The City of Harbin is fairly well developed, lots of expats live there as a cheap alternative to Beijing for studying standard Mandarin at the many Universities. The festival spirit spills out over the streets; parks and shopping districts are peppered with ice sculptures, lights and winter decorations. The City Centre is very manageable as a tourist, there isn’t much beyond the Cathedral and shops to see and do but it does balance out a trip that could feel Ice and Snow World-centric.¬
On day two it was all about the main event, Harbin’s 29th Annual Ice and Snow World, best viewed after 5PM when the Ice blocks are lit up. I arrived at 1PM so for about 4 hours I was on my own. I think it’s worth going early; the park is full of attractions like Bob-sleds, rubber-rings, ice slides, bikes on skis, all for no extra cost. By the time the sun goes down they are all dogged with half-hour lines, when you’re better off taking in the lights. The buildings themselves are incredible, walls, stairs, ceilings all made from crystal clear ice blocks, quarried from the SongHua River each year. They glow with fluorescent light capturing the imagination. The whole places is bigger than I expected, they even have a theatre with performing dancers and acrobats, the perfect place to escape the weather. There’s plenty of entertainment outside too, gangs of dancing Pandas roam the park, MC’s are on stage talking large crowds into doing the Conga and would you have guessed that the Harbin Beer Company have an Ice-Bar?

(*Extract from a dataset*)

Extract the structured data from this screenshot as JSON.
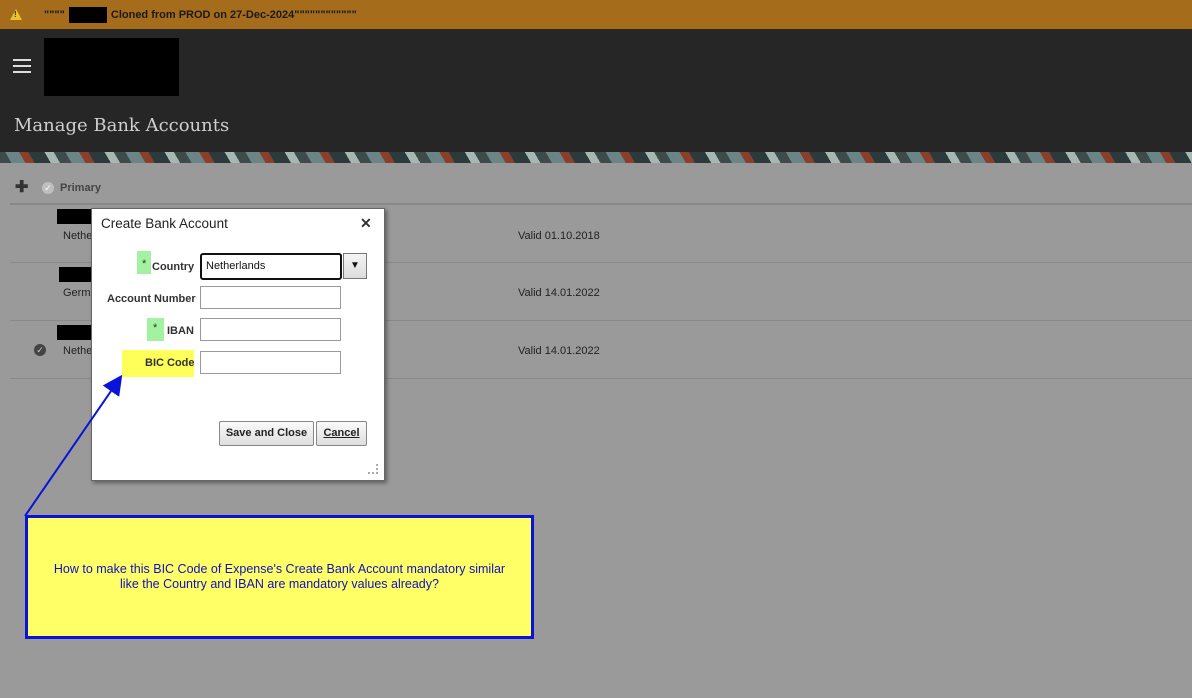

If the previous 28 annual Harbin Ice and Snow Worlds have taught Harbin nothing else, it’s how to throw a Harbin Ice and Snow World. Everything runs very smoothly, there are adequate W.C.s, cafés and Mongolian Yurts. They built a gentle-snow Buddha, an ancient Chinese story told in the medium of ice-sculpture, even a KFC. All of the activities really round out the Park making it a fantastic and memorable day out.
In total I spent seven hours at the park, most people blow through it in two hours, just taking in the buildings so it’s possible to experience everything Harbin has to offer in a day. I think it is worth a three day trip, if you have the time. However, with Beijing City, the Great Wall at Dandong, the North Korean border, Dalian City and the Rime Trees of Jilin I’m off to my next adventure!